Exhibition Overview
Komar and Melamid, You Must Feel Good!, 1972 (From Sots Art series). Oil on plywood, 45 × 65 cm. Shalva Breus Collection.
The Moscow Museum of Modern Art together with BREUS Foundation presents an exhibition of the founders of Sots Art Vitaly Komar and Alexander Melamid. This is the artists’ first retrospective in Russia. The exhibition includes works created by the artists as a tandem, which they now call «a character named ‘Komar & Melamid’». Among them are more than 20 iconic pieces from the collection of BREUS Foundation. The works Komar and Melamid produced before 1972, the year when the collective was formed, and after 2003, when it ceased to exist, are not included in the show.
In its design the show resembles a collection of quotes — works and archival materials from the artists’ iconic projects. The famous Sots Art series, which gave birth to this movement, is reassembled as it was shown for the first time at a Moscow apartment exhibition in 1974. Although Komar&Melamid’s largescale projects, such as «People’s Choice» (1994-1995), which demonstrates the «most wanted» and «least wanted» paintings of various countries, are represented by only few pieces, thematically grouped, they convey the artists’ key ideas. The character Komar & Melamid came to life with the aim to abolish Socialist Realism’s monopoly in the USSR, discredit modernism in the West, and build a new international style, characterised by aesthetic and philosophical eclecticism. This imaginary character’s initial endeavour lies in the heart of the exhibition concept developed by Andrey Erofeev with the participation of Joseph Backstein.

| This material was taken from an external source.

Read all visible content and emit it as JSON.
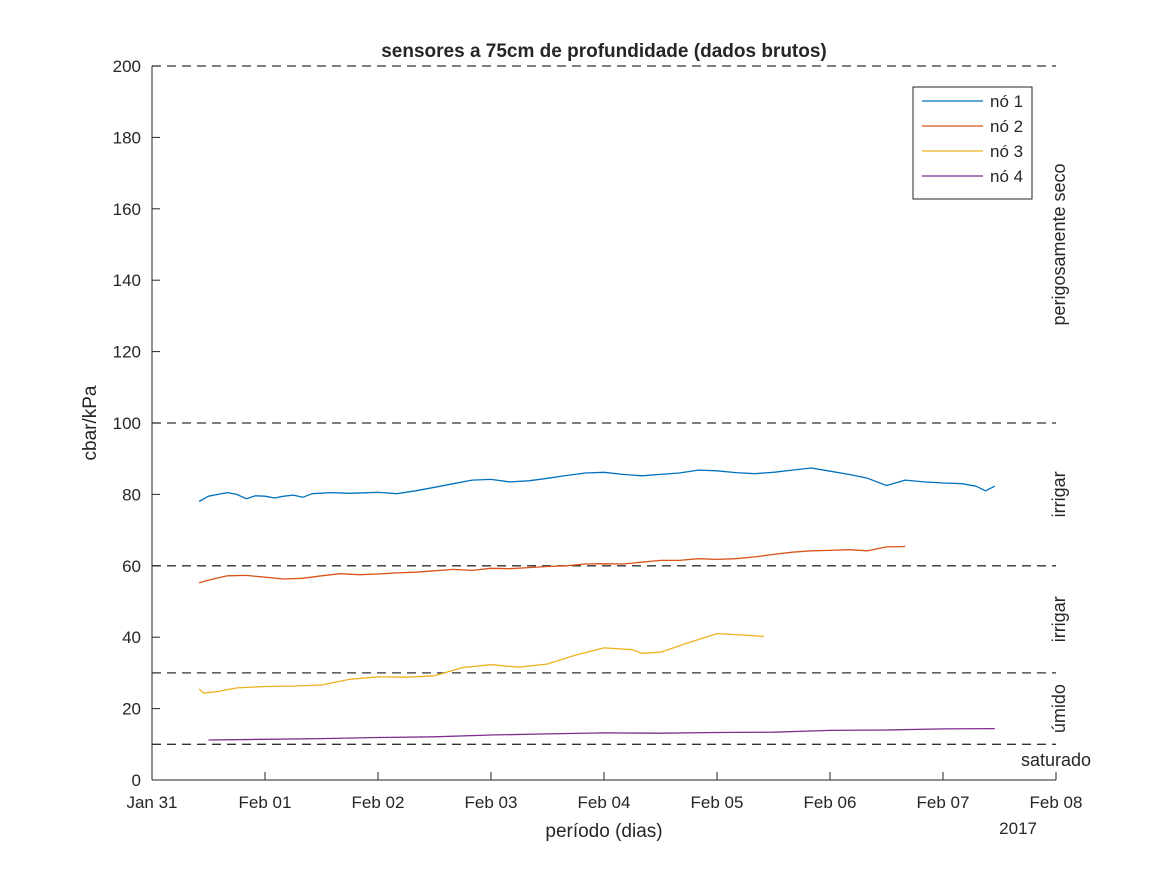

Occupying 16 halls on the second floor of the museum’s building at Petrovka 25, the show is divided into two sections presenting the artists’ Soviet and American periods. The way the show is designed reminds theatre sets — the exhibition designers Irina Korina and Ilya Voznesensky aimed to show the context underlying Komar & Melamid’s works. The installation-wise design is intended to immerse the contemporary viewer into the already distant reality of the 1970s-80s.
The exhibition is designed in a way so as to guide the viewer through the labyrinth of the Soviet period halls, which evoke the cramped space of communal apartments, the «red corners» and clothing markets of the last century Moscow. The projects are shown in separate halls and are supplemented by annotations assembled in a brochure-guide. The journey through the show starts with the works that demonstrate Komar & Melamid’s creative method’s characteristic features — eclecticism, the focus on «bad art» and advertising aesthetics. They are followed by the projects related to the visual languages of state propaganda («Nostalgic Socialist Realism» series, 1981-1983) and kitsch. The mock use of the images of power is shown as the major tool of Sots Art.